Coverage payoff: ~6 percentage points. **Total: ~84 % → ~90 %.**
After landing, raise CI floor to 85 %.
### Phase 4 — property-based tests (optional, 1 week)
For the highest-stakes parsers (`parse_ss_output`, `parse_nettop_output`, `parse_proc_meminfo`), add `proptest` generators that produce structurally-valid synthetic outputs and assert round-trip / invariant properties.
- `parse_ss_output(format(c)).unwrap() == c` for any synthetic `Connection`.
- `parse_proc_meminfo` never returns more "used" than "total".
- `parse_nettop_output` never returns negative RTTs.
This won't move the coverage % much (the parsers are already at high %), but it catches the bugs the fixture suite never thought of.

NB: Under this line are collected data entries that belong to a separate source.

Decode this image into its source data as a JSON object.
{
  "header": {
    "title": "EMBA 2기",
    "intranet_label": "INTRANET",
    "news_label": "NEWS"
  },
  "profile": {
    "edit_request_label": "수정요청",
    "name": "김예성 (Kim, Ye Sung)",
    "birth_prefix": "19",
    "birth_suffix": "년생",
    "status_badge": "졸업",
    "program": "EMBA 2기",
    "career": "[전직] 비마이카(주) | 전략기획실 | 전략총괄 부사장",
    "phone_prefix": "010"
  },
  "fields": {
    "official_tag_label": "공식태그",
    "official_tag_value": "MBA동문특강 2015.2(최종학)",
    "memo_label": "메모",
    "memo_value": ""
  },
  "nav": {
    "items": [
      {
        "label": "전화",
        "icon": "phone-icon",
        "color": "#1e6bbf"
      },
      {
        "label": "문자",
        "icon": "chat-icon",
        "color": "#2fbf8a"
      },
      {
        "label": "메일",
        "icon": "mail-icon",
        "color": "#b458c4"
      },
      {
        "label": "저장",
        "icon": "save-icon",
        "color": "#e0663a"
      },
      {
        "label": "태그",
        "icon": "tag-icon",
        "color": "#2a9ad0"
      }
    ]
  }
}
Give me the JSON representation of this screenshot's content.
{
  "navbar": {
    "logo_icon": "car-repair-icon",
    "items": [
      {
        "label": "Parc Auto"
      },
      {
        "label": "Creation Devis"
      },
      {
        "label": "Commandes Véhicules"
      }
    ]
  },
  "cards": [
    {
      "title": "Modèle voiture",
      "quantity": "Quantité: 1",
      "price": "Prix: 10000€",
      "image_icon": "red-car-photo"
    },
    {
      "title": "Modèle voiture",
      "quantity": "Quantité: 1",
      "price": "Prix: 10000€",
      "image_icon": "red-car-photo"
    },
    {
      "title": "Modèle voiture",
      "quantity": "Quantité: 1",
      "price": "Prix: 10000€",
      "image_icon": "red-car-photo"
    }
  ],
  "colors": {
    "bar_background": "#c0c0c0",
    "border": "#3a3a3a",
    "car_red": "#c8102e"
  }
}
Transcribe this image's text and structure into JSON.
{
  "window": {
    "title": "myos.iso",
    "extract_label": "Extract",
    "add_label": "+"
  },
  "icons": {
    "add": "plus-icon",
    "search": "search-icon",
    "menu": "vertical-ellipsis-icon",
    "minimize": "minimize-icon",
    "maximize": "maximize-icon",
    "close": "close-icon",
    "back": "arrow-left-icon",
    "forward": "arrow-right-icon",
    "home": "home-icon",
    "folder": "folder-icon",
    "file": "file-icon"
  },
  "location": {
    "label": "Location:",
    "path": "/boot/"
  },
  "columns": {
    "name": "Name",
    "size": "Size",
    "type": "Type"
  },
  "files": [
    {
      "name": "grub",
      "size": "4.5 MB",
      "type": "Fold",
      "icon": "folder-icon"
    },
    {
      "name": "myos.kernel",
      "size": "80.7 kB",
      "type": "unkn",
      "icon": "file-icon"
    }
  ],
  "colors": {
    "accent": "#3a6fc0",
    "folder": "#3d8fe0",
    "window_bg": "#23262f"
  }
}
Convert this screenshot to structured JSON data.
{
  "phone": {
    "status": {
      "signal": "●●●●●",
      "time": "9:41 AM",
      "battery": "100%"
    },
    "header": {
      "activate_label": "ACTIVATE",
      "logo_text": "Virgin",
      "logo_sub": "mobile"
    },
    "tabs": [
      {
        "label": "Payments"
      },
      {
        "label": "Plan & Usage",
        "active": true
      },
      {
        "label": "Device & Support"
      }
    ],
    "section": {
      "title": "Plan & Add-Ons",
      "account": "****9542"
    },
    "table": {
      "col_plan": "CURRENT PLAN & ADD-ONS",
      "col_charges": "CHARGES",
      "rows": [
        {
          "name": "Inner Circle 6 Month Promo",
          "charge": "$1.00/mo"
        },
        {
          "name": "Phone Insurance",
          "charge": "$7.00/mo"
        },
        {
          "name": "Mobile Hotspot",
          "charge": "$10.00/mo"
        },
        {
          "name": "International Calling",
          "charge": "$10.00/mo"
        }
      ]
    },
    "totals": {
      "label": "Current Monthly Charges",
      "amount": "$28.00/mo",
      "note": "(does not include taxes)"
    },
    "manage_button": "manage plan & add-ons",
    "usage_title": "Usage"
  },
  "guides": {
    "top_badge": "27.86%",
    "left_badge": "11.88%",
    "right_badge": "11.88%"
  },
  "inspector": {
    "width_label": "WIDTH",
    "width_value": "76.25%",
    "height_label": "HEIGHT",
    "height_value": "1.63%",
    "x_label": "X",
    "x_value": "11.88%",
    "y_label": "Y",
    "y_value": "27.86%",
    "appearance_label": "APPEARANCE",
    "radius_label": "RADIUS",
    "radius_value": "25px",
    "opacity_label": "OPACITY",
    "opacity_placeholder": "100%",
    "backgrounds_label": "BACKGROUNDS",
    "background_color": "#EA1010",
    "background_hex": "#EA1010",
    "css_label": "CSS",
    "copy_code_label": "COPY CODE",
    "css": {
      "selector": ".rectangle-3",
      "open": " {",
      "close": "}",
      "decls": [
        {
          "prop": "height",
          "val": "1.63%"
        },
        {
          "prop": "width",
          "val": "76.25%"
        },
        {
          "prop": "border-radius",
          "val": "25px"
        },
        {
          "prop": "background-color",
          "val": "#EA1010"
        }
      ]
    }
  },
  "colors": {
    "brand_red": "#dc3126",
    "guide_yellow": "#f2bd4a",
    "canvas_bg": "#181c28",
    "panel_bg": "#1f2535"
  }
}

## Targets and floor schedule
| Today | 72 % | 65 |
| Phase 1 | ~78 % | 70 |
| Phase 2 | ~84 % | 78 |
| Phase 3 | ~90 % | 85 |
| Phase 4 | ~92 % | 88 |
The floor lags the target by ~3 percentage points so legitimate refactors don't accidentally fail CI on a one-line uncovered helper.
## What we explicitly won't pursue
- **100 % coverage.** Some `unsafe` libc blocks (in `system::macos::read_load_avg`) would require linker-level mocking to exercise — not worth the complexity for one function call.
- **Mocking the system `ping` binary** in a way that returns crafted output. Either we live-test against `127.0.0.1` (preferred) or we don't test `run_ping` at all.
- **Coverage for the eBPF programs** (when phase 1 of the eBPF plan ships). BPF coverage tooling exists (`bpftool prog profile`) but isn't a fit for unit tests; rely on the privileged-container integration suite.
## Tooling housekeeping
- **Codecov / Coveralls upload.** The CI job already produces `lcov.info` as an artifact. A 5-line addition to publish to Codecov gives us per-PR diff summaries. Worth doing alongside Phase 1.
- **Coverage badge in README.** Codecov auto-generates one. Slot it next to the existing crates.io and license badges.
- **Diff coverage gate** (Codecov's "patch coverage"). Stricter than the absolute floor: every PR must cover ≥ 80 % of the lines it adds. Saves us from review fatigue around "did this PR add tests?".
## Estimate
| 1 | 1 day | +6 pp |
| 2 | 3–4 days | +6 pp |
| 3 | 3–5 days | +6 pp |
| 4 | 1 week (opt) | +2 pp + bug-finding |
End state: **~90 % line coverage** with a CI floor of 85 %, plus property tests for the highest-leverage parsers and per-PR diff coverage in the review surface.